Aku Rindu Ingin Ketemu

Cerpen Karangan:
Kategori: Cerpen Cinta Romantis
Lolos moderasi pada: 28 September 2019

Wajahnya yang dulu sendu ditinggalkan kekasih hati yang menemukan wanita barunya yaitu sahabatnya sendiri. Remuk redam tak berbentuk, hancur benar-benar hancur puing-puing hatinya seperti puzzle yang terberai. Dua tahun setelah semua berlalu aku bertemu kawan lamaku di sebuah kedai kopi tempat dia bekerja, lelaki itu menyiapkan kopi berlukis hati. Latte ya itu menu favoritku dia sudah hapal tanpa ku harus bicara. Dia menemaniku ngobrol lama. Hidup dia di malam hari, sedang siang dia tidur. Kita ngobrol tentang masa lalu ketika dia masih dengan dunia anak punknya dan aku hanya ikut-ikutan nongkrong-nongkrong saja ya dari sana kami kenal sampai sampai pernah pacaran tapi tak berlangsung lama karena aku mendua. Kemudian, di media sosial kita bertemu lalu kita memutuskan untuk kopi darat.

“Cie, sekarang uda jadi barista andal ni, selamat ya” ucapku dengan menyeruput kopi buatannya.
“makasih, ah biasa aja. Cuman kebetulan menang aja”
“Ah merendah aja, bisa gak buatin gambar aku” tantangku pada Radit
“Gampang, beruang kan?” jaeabnya polos
“Ih apaan sih” jawabku manyun
“Becanda”
Kita pun terkekeh sendiri, asik sekali ngobrol dengan dia sampai lupa waktu untungnya ada yang menghendel dia walau sekali-kali dia ninggalin aku untuk menunaikan pekerjaannya.

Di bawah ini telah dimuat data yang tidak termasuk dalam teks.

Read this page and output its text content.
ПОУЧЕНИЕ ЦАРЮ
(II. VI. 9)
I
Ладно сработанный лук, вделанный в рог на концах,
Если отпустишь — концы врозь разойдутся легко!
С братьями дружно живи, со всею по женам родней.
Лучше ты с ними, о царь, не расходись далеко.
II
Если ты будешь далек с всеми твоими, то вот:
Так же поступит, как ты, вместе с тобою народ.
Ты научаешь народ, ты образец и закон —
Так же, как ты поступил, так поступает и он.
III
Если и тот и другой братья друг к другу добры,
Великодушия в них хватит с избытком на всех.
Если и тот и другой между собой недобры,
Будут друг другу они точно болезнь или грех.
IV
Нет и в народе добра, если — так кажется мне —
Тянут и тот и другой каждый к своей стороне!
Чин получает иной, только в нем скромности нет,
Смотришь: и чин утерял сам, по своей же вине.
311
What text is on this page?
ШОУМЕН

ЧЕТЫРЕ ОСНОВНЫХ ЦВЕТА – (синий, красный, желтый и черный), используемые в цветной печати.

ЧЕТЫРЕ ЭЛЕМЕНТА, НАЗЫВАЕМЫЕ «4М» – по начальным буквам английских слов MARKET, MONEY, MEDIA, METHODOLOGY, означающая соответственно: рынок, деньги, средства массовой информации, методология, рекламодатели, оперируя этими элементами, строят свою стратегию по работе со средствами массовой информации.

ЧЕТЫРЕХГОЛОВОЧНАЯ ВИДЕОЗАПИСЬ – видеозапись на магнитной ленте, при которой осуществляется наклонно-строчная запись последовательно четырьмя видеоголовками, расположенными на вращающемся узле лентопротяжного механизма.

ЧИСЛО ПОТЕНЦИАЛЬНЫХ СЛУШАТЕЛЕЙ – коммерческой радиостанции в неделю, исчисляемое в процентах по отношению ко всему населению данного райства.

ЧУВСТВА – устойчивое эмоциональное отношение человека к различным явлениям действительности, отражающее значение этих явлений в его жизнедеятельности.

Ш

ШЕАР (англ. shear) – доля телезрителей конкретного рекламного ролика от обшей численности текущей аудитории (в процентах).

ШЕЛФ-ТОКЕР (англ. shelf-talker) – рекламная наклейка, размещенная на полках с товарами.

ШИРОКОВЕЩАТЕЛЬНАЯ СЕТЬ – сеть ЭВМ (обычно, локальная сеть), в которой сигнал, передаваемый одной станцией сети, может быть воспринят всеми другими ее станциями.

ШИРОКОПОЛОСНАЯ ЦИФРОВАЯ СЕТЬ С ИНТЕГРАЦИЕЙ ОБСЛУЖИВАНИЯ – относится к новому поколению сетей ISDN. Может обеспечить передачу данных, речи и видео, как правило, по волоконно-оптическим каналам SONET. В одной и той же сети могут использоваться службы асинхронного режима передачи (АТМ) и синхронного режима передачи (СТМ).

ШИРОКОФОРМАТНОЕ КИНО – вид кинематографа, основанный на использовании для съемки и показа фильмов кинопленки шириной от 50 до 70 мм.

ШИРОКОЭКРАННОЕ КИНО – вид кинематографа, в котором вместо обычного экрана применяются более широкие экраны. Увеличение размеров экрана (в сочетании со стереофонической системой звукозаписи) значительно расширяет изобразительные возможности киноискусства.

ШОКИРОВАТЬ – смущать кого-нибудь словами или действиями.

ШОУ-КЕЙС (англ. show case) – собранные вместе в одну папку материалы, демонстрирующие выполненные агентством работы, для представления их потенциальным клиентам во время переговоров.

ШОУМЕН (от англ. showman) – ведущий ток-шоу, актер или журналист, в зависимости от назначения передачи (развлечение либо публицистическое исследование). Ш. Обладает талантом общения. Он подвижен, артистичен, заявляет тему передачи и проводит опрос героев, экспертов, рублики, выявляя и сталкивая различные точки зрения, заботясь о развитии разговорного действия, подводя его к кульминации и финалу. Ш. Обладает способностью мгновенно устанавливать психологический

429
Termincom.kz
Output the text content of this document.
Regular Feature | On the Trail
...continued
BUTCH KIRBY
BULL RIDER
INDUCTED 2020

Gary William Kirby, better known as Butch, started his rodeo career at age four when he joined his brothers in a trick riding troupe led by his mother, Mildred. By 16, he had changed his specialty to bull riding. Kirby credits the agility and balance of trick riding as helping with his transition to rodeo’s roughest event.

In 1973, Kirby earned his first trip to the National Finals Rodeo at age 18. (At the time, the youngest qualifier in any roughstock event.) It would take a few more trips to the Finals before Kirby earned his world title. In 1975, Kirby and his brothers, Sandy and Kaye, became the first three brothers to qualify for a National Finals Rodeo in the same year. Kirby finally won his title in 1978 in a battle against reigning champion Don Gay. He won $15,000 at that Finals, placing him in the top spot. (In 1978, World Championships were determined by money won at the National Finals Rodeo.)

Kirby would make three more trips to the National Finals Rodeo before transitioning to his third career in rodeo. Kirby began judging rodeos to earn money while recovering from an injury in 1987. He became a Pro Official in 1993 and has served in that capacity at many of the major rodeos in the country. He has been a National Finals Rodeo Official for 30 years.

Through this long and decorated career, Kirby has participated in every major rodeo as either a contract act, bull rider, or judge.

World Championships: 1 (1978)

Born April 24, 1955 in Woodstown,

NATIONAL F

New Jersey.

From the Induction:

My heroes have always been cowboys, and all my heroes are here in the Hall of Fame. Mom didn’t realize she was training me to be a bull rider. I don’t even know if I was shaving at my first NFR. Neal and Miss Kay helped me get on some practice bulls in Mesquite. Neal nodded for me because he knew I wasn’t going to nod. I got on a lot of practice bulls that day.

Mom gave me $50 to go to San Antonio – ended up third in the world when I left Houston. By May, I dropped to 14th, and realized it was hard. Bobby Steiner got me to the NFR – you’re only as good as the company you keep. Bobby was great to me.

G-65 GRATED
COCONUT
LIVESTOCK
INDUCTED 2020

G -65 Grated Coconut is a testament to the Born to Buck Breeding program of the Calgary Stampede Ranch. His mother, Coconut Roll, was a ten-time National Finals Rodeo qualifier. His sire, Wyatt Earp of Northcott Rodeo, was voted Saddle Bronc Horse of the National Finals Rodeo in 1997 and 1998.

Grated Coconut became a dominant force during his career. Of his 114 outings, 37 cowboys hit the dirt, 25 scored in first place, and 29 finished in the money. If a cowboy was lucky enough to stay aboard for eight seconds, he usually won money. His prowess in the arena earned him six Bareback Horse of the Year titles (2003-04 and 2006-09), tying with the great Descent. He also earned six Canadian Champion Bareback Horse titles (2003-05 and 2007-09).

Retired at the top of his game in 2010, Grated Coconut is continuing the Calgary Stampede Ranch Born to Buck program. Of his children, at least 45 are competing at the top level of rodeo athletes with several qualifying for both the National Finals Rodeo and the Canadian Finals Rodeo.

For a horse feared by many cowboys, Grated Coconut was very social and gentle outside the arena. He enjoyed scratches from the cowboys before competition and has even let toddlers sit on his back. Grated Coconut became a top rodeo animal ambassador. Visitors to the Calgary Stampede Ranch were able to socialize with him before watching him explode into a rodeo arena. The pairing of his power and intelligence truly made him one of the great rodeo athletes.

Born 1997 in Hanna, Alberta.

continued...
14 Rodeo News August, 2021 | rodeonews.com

“Aku pulang ya udah malam banget ternyata” ucapku dengan melihat jam tangan yang menunjukan pukul sebelas malam.
“Yu aku anter”
“Gak usah aku naik angkot aja”
“Ih, bahaya cewek cantik pulang sendiri malam-malem”
“Paan sih”

Udara terasa dingin, di malam temaram di jalan Banteng di tengah malam ini. “Heh, Zakiyya Talita Shaki diem mulu ngantuk ya”
“Enggak, lagi liatin jalanan”
“Jangan liatin jalan, mendingan pandang aku aja”
“Ya karena kamu belakangi aku, males liat punggungmu takut bolong”
“yey emangnya aku sundel apa”
“Haa, Kiya nanti kita ketemu lagi ya”
“Nanti kapan?”
“Besok pagi”
“Ih jangan”
“Kenapa jangan, aku takut rindu kalau gak ketemu”
“Ih si abang, godai. Eneng mulu”
“Hee, nanti aku anterin kamu kerja ya”
“Maksa nih?”
“Iya maksa”
“Jangan mending hibernasi aja”
“Ih kamu, emang aku beruang”
“Hee”

Pagar hitam di daerah Ciroyom itu semakin jelas terlihat. Kos kosan dua tingkat dengan delapan kamar itu sudah tampak jelas di depan mata.
“Makasih ya, ayo jalan uda malam takutnya kenapa-napa di jalan”
“Cie perhatian, kamu masuk dulu nanti aku pulang”
“Ya uda, aku masuk ya”

Langit tak lagi gelap, berganti dengan langit putih. Pagi ini aku bersiap untuk bekerja di salah satu swalayan terkenal, sebagai SPG.

Tok tok tok…
Kubuka dan kulihat Radit berdiri di depan pintu kosan dengan menjinjing kantong keresek hitam.
“Radit”
“Ah kamu, lebay amat”
“Ih, aku kaget kamu ke sini pagi-pagi gini”
“Aku udah bilang takut rindu, mending ketemu”
“Yu masuk, gak sendiri ya? Bawa apa tuh?”
“Sarapan bareng yu”

Nasi kuning itu kini sudah bersarang di perut kami. Dan kami pergi dengan matik putih berjargon semakin di depan itu. Bertengger di halaman swalayan tempatku bekerja.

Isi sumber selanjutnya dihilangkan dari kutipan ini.